0368 - Alptraumzeit
Schamane berührte die Schläfen Dave Bontongs und tastete sich geistig in sein Unterbewußtsein vor. Erschrocken wich er wieder in sich selbst zurück. Bontongs Unterbewußtsein war ein wirres Durcheinander. Es gab keine klaren Gedankenbahnen mehr, und das zerstörerische, das in ihm loderte, hatte auf Old Nugger überzugreifen gedroht.
Betroffen sah er den Mann an. Die Berührung des Kristalls verwirrte, zerstörte vielleicht seinen Verstand!
Tief atmete der Schamane durch. Wenn er etwas tun konnte, dann mußte das so bald wie möglich geschehen, und es gab auch ein großes Risiko für ihn selbst. Aber er konnte nicht einfach zusehen, wie Dave Bontong zu einem lallenden Idioten wurde.
Er richtete sich auf und lief nach vorn. »Einen Wagen, schnell«, stieß er hervor. »Egal, wo ihr ihn her nehmt. Ich brauche ihn sofort. Und - ein Tuch! Beeilt euch!«
Ratlos sahen sich ein paar Männer an. Woher sollten sie ein Auto nehmen?
»Der Mann, der euch den Schnaps und das Bier verkauft!« brüllte Old Nugger »Soll er einmal in seinem Leben auch etwas Vernünftiges tun! Er soll den Wagen geben oder uns fahren! Das Tuch! Wie lange soll ich warten?«
Eine Frau drückte ihm einen großen Stoffetzen in die Hand. Old Nugger lief wieder zu Bontong zurück. Er legte das Tuch dreifach gefaltet über den Kristall. Einen Augenblick lang zögerte er. Was, wenn das Tuch nicht reichte, die zerstörerische Kraft des Kristalls abzuschirmen? Aber dann griff er zu, faßte den Kristall mit dem Tuch, hob ihn an, wickelte ihn fest darin ein.

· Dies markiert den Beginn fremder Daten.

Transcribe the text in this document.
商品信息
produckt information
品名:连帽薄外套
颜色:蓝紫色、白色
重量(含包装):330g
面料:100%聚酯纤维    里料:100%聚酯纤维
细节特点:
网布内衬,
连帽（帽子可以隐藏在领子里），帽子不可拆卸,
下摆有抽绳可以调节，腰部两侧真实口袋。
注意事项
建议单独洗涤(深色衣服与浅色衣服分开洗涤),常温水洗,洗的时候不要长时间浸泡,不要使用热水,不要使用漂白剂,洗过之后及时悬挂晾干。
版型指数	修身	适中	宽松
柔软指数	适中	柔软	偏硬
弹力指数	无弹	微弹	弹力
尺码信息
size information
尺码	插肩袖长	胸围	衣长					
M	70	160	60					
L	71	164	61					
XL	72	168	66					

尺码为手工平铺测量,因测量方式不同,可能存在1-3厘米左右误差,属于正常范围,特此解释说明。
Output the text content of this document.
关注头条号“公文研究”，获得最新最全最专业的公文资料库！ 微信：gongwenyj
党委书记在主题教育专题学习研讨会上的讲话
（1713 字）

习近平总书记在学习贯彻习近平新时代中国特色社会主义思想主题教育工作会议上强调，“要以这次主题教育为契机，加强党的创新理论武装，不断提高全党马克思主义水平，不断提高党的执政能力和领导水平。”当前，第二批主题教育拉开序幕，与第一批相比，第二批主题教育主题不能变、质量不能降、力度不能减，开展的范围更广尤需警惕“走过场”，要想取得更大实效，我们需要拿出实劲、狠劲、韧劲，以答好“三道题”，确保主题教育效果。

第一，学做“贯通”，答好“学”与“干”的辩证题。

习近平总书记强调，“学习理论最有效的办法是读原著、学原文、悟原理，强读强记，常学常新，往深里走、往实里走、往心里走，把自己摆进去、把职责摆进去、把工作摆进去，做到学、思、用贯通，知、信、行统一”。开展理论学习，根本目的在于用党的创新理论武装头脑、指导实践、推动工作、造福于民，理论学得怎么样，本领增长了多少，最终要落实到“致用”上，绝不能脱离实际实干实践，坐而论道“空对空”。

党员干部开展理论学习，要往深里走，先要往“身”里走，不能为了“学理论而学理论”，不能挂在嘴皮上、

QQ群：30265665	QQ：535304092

Nichts geschah. Es reichte. Es gab keinen unmittelbaren Körperkontakt. Die Erfahrung stufte Old Nugger als äußerst wichtig ein.
Wie lange dauerte es, bis jemand mit dem Wagen kam?
Da rumpelte das Geländefahrzeug heran. Waren Minuten vergangen, eine Viertelstunde oder mehr? Old Nugger wußte es nicht. Er hatte nie in seinem Leben nach der Zeit gefragt. In der Wildnis, in der er sich bewegte, in der er sich zu Hause fühlte, und an den Traumzeitplätzen, die sein Lebensinhalt waren, spielte Zeit keine Rolle.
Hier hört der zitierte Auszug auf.